B.  Prescription/Certificate of Medically Necessity 
       Download Certificate of Medical Necessity (MS Word format)

__ Prescription from physician (must be an original signature)
__ Physician's UPIN number
__ Client's name
__ Client's diagnosis
__ List of equipment that is being prescribed.  Must be specific.
      (eg. Communicator 3500, Extra battery, wheelchair mount, switch).

C.  Complete/Sign "Form HCFA1500" 
__
To order/obtain Form HCFA1500, Click here to order form
     ** Note:  Do not complete secondary insurance coverage section (see below) 

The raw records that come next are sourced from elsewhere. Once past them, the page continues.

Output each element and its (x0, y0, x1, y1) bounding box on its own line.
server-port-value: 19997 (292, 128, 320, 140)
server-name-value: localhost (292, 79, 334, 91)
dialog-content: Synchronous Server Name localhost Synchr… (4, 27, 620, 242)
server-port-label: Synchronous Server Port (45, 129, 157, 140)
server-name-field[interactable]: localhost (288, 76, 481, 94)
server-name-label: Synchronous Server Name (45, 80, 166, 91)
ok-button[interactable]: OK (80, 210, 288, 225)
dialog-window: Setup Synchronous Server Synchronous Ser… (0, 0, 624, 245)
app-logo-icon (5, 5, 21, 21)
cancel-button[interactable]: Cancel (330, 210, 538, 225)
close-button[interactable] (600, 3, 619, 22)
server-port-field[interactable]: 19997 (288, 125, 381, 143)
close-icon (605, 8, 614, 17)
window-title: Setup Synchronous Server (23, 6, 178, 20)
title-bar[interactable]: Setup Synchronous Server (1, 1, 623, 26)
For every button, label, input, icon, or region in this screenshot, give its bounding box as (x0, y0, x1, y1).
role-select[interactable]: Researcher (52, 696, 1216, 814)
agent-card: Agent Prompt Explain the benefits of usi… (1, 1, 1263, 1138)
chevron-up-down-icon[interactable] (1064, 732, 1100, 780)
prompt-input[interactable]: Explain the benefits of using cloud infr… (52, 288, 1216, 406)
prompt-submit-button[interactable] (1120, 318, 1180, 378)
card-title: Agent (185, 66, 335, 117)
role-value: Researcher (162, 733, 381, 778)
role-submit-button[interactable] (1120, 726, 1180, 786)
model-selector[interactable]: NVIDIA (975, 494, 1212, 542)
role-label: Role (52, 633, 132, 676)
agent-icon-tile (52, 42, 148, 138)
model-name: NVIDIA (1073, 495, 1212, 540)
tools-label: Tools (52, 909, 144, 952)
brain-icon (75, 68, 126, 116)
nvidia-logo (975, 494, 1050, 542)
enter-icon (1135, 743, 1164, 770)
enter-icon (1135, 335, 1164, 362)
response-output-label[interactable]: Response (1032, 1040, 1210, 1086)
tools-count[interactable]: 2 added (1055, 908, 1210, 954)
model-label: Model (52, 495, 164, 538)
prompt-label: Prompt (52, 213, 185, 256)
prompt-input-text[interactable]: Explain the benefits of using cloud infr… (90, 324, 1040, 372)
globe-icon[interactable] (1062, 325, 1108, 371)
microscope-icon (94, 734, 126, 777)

D.  Send A, B, and C to...
         Gus Communications, Inc.
         1006 Lone Tree Court 
         Bellingham, WA 98226

** You must include 20% of the total cost of the order along with your documentation.  If you have Medicaid or other insurance company which may cover this 20%, you must submit a claim directly to them after receiving your SGD.  We cannot process secondary insurance claims for the 20% not covered by Medicare.  

If we have any questions or require additional information we will contact you.

Assuming the documentation is complete, your SGD equipment will arrive in approximately 2 weeks.